Didn’t senior defensive tackle Adam Replogle HAVE to be IU’s football MVP? The guy performed on the field (a team-leading 13.0 tackles for loss and 5.0 sacks, plus 71 total tackles), in the classroom (he was named an Academic All-American) and in team leadership (earning team captainship along with senior center Will Matte).

Earlier Replogle had made second-team All-Big Ten thanks to a vote from conference coaches and media.

Also, safety Greg Heban was named IU's Teammate of the Year, kicker Mitch Ewald was the Special Teams player of the year. Also, tight end Anthony Corsaro and running back Damon Graham were named Outstanding Walk-Ons of the Year. Running back Anthony Davis was named Scout Team Offensive Player of the Year and defensive tackle Michael Mitsch was Defensive Scout Team Player of the Year.
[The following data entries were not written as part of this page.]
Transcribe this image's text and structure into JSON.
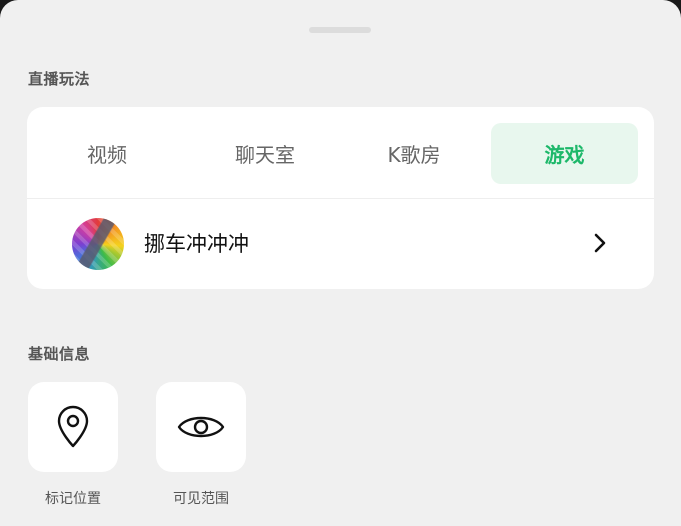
{
  "live_section": {
    "title": "直播玩法",
    "tabs": [
      {
        "label": "视频",
        "active": false
      },
      {
        "label": "聊天室",
        "active": false
      },
      {
        "label": "K歌房",
        "active": false
      },
      {
        "label": "游戏",
        "active": true
      }
    ],
    "game": {
      "name": "挪车冲冲冲",
      "avatar_icon": "game-cover-image",
      "chevron_icon": "chevron-right-icon"
    }
  },
  "basic_section": {
    "title": "基础信息",
    "items": [
      {
        "label": "标记位置",
        "icon": "location-pin-icon"
      },
      {
        "label": "可见范围",
        "icon": "eye-icon"
      }
    ]
  },
  "colors": {
    "accent": "#1db86a",
    "accent_bg": "#e8f7ee",
    "sheet_bg": "#f0f0f0",
    "card_bg": "#ffffff"
  }
}
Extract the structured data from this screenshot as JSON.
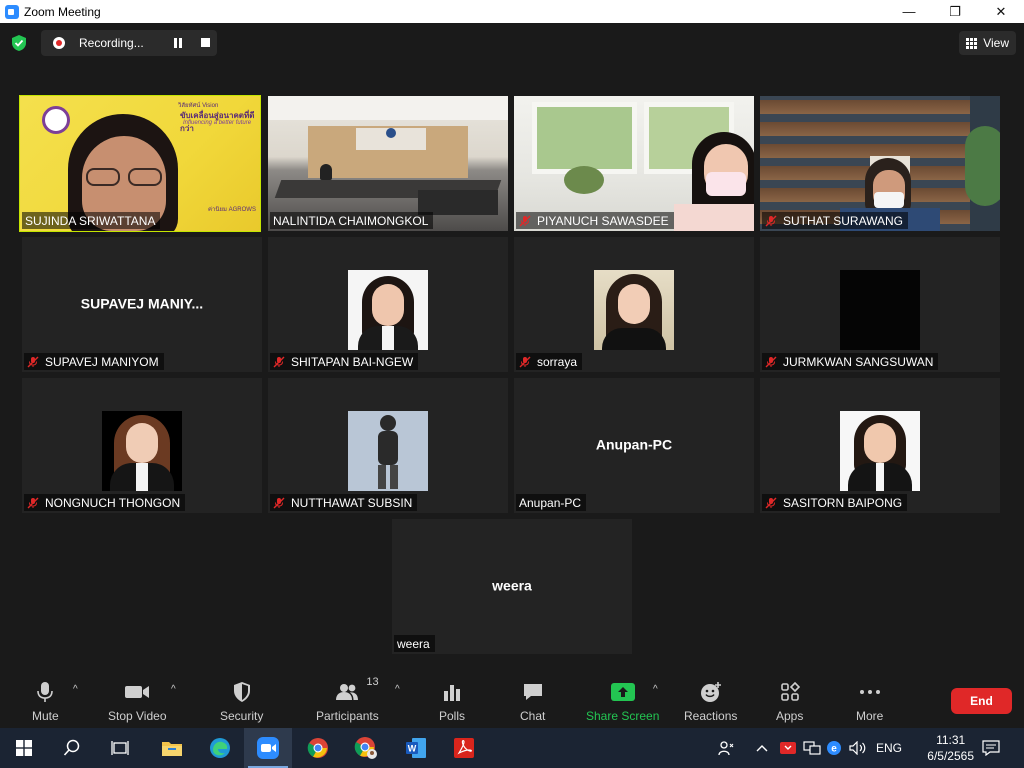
{
  "window": {
    "title": "Zoom Meeting",
    "minimize": "—",
    "maximize": "❐",
    "close": "✕"
  },
  "meeting": {
    "recording_label": "Recording...",
    "view_label": "View"
  },
  "tiles": [
    {
      "name": "SUJINDA SRIWATTANA",
      "muted": false,
      "active": true
    },
    {
      "name": "NALINTIDA CHAIMONGKOL",
      "muted": false
    },
    {
      "name": "PIYANUCH SAWASDEE",
      "muted": true
    },
    {
      "name": "SUTHAT SURAWANG",
      "muted": true
    },
    {
      "name": "SUPAVEJ MANIYOM",
      "muted": true,
      "center": "SUPAVEJ  MANIY..."
    },
    {
      "name": "SHITAPAN BAI-NGEW",
      "muted": true
    },
    {
      "name": "sorraya",
      "muted": true
    },
    {
      "name": "JURMKWAN SANGSUWAN",
      "muted": true
    },
    {
      "name": "NONGNUCH THONGON",
      "muted": true
    },
    {
      "name": "NUTTHAWAT SUBSIN",
      "muted": true
    },
    {
      "name": "Anupan-PC",
      "muted": false,
      "center": "Anupan-PC"
    },
    {
      "name": "SASITORN BAIPONG",
      "muted": true
    },
    {
      "name": "weera",
      "muted": false,
      "center": "weera"
    }
  ],
  "tile1_banner": {
    "line1": "วิสัยทัศน์ Vision",
    "line2": "ขับเคลื่อนสู่อนาคตที่ดีกว่า",
    "line3": "Influencing a better future",
    "line4": "ค่านิยม AGROWS"
  },
  "toolbar": {
    "mute": "Mute",
    "stop_video": "Stop Video",
    "security": "Security",
    "participants": "Participants",
    "participants_count": "13",
    "polls": "Polls",
    "chat": "Chat",
    "share_screen": "Share Screen",
    "reactions": "Reactions",
    "apps": "Apps",
    "more": "More",
    "end": "End"
  },
  "taskbar": {
    "language": "ENG",
    "time": "11:31",
    "date": "6/5/2565"
  },
  "colors": {
    "active_speaker": "#c4e500",
    "end_button": "#e02828",
    "share_green": "#23c552",
    "muted_red": "#e02828"
  }
}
Linebacker Griffen Dahlstrom, offensive lineman Bill Ivan and safeties Mark Murphy and Jake Zupancic earned the Academic Excellence Award.


What if Austin Etherington had made his second free throw?

We’ll never know, of course.

An ESPN special on Bo Jackson showed, on the football run that ruined his career, that if he had just gone out of bounds after a big gain, he might have gone on to the kind of two-sport superstar achievement no one could ever match.

But Jackson did not go out of bounds, just like Etherington didn’t make that free throw. So Jackson ran a few more yards, got tackled, tore up his hip and was never the same.

Etherington missed the free throw, so coach Tom Crean couldn’t take him out as he was ready to do. Etherington was in the game seconds later when he bumped knees with Central Connecticut State’s Terrell Allen and fractured his left patella (kneecap).

That was Saturday night. On Sunday morning Etherington had surgery to repair the damage. He’s looking at two months of immobilization and eight more months of rigorous and often painful rehabilitation.

It’s similar to what teammate Maurice Creek went through a couple of years ago. He returned the next season, although he had lost some leg strength and explosiveness.

Etherington has a chance to do Creek better. IU certainly has the medical and training staff to help him do that, if he’s willing to pay the price.

Etherington was not having a memorable season. He averaged 2.2 points and 1.8 rebounds in 7.5 minutes. That playing time might well have plunged now that freshman forwards Peter Jurkin and Hanner Perea are eligible, with senior forward Derek Elston expected back soon from his own knee surgery.

Etherington was supposed to replace Matt Roth as IU’s off-the-bench three-point-shooting threat. It didn’t happen. He was 1-for-3 from beyond the arc for the season, 3-for-11 for his career.

Nothing was said about that in the IU release that revealed Etherington’s status for the rest of the season.

“Anytime you lose a valued member of your program it not only hurts the team, but also everyone’s hearts,” Crean said in the release. “Austin has been doing an excellent job improving and now we have to help him overcome this setback and move forward.

“Our players have experience in this area and everyone is looking forward to helping him recover. As serious as his injury was, we are thankful that it was not worse. We have such an outstanding medical team I could not imagine going through something like this without them. We are fortunate to have them.”